Friday, June 24, 2011

Friendship

Two sets on friends came back into our lives in one day this week. Nothing can improve on that.
We met up with old workmate Jose Azel and his wife for breakfast in Portland, Maine. We have not seen them for three years and there was much catching up to be done.

Then we climbed back aboard our rig and pushed north and east to the little town of Newport, Maine, where we found Rick and Gayle Perlmutter – old sailing buddies from the 1970s. There's nothing quite so fine as walking back in on a warm and solid friendship and picking up the threads again. Rick is an astonishingly good cook who seems to turn his talents to new styles of food each time we meet. This summer, he has been dabbling at mastering the art of Mexican cuisine.
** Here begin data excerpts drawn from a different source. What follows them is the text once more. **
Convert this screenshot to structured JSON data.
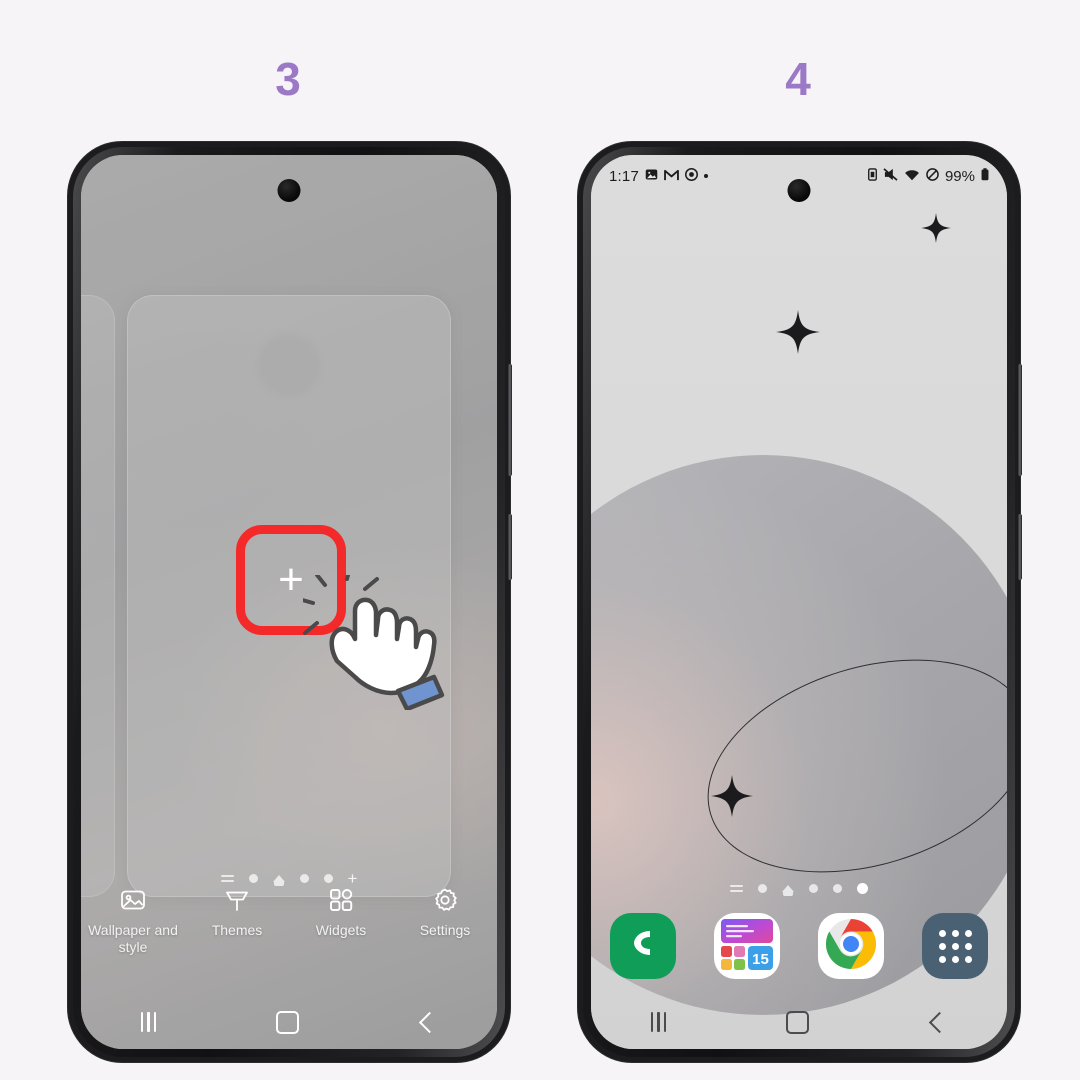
{
  "steps": {
    "left_number": "3",
    "right_number": "4",
    "accent_color": "#9b79c6"
  },
  "left_phone": {
    "mode_label": "home-screen-edit",
    "highlight_color": "#f42a2a",
    "add_button_glyph": "+",
    "toolbar": [
      {
        "id": "wallpaper-and-style",
        "label": "Wallpaper and style",
        "icon": "image-icon"
      },
      {
        "id": "themes",
        "label": "Themes",
        "icon": "paint-roller-icon"
      },
      {
        "id": "widgets",
        "label": "Widgets",
        "icon": "widgets-grid-icon"
      },
      {
        "id": "settings",
        "label": "Settings",
        "icon": "gear-icon"
      }
    ],
    "page_indicator": [
      {
        "type": "lines"
      },
      {
        "type": "dot"
      },
      {
        "type": "home"
      },
      {
        "type": "dot"
      },
      {
        "type": "dot"
      },
      {
        "type": "plus",
        "glyph": "+"
      }
    ],
    "nav_bar": [
      {
        "id": "recents",
        "icon": "recents-icon"
      },
      {
        "id": "home",
        "icon": "home-square-icon"
      },
      {
        "id": "back",
        "icon": "back-chevron-icon"
      }
    ]
  },
  "right_phone": {
    "status_bar": {
      "time": "1:17",
      "notification_icons": [
        "photo-icon",
        "gmail-icon",
        "clock-icon"
      ],
      "overflow_dot": "•",
      "system_icons": [
        "sim-card-icon",
        "mute-icon",
        "wifi-icon",
        "do-not-disturb-icon"
      ],
      "battery_percent": "99%",
      "battery_icon": "battery-full-icon"
    },
    "wallpaper": {
      "name": "planet-sparkles-wallpaper",
      "elements": [
        "planet-sphere",
        "orbit-ring",
        "sparkle-star"
      ]
    },
    "page_indicator": [
      {
        "type": "lines"
      },
      {
        "type": "dot"
      },
      {
        "type": "home"
      },
      {
        "type": "dot"
      },
      {
        "type": "dot"
      },
      {
        "type": "dot-active"
      }
    ],
    "dock": [
      {
        "id": "phone",
        "label": "Phone",
        "icon": "phone-handset-icon",
        "color": "#0f9d58"
      },
      {
        "id": "widgets-app",
        "label": "Widgets",
        "icon": "widgets-app-icon",
        "color": "#ffffff"
      },
      {
        "id": "chrome",
        "label": "Chrome",
        "icon": "chrome-icon",
        "color": "#ffffff"
      },
      {
        "id": "app-drawer",
        "label": "Apps",
        "icon": "apps-grid-icon",
        "color": "#4a6173"
      }
    ],
    "nav_bar": [
      {
        "id": "recents",
        "icon": "recents-icon"
      },
      {
        "id": "home",
        "icon": "home-square-icon"
      },
      {
        "id": "back",
        "icon": "back-chevron-icon"
      }
    ]
  }
}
He has done just that and we were the lucky recipients of some spectacular taste treats. Rick and Gayle built their wooden home, with soaring ceilings, on the edge of lake Sebasticook. As a result, they are visited by all manner of birds – from hummingbirds to downy woodpeckers.

Gayle, in the meantime, has become passionate about genealogy and has traced her roots back and back and back. She told us part of her family tree resides still in the little town of Trinity, Newfoundland. This is right beside Dildo Cove, and we have promised to check out the little village when we make it to Newfoundland next month.

Rick and Gayle headed off for work before we arose on Friday morning. We had a leisurely breakfast and then slowly backed out of their homestead and filled up with gas in Newport before pushing on to Ellsworth, where we parked and visited the L.L. Bean Outlet there. Jo took the wheel and took us along the magnificent, rocky coast of Maine, past deep-cut bays and east of Schoodic Point where the natives tell you “the real Maine begins.” We have sailed this rock-strewn coast, of course, but this was a wonderful way to see it from the land.

Our navigation software told us to turn right onto a dirt road which supposedly would take us to our chosen campground in Harrington, Maine. But the road ran out in the front yard of someone's home. We had to unhitch the car from the rear, then back out and regain Route 1 where we found a sign on the highway that guided us down another road – this one tarred – to Sunset Point Campground. Oh, bliss.

Here we sit, on the banks of the Harrington River which flows into Harrington Bay. And that touches Pleasant Bay, which, in turn, connects with the Gulf of Maine just east of Petit Manan Island.

When we sailed this bold coast in the summer of 2003, much of it was shrouded in thick fog each day. We remember straining our eyes and brains to make out any lobster boats working the shrouded waters ahead of us. I would be glued to the navigation computer to keep me off the rocks while Jo stood at the bow, peering out into the fog. It was exciting voyaging and felt oh-so-good when we would stop for the day, pulling into a cove and dropping anchor. Nothing tasted quite so fine as the Dark and Stormy (rum and ginger beer) that we'd sip while the cormorants fished around us and fish hawks and gulls screamed overhead.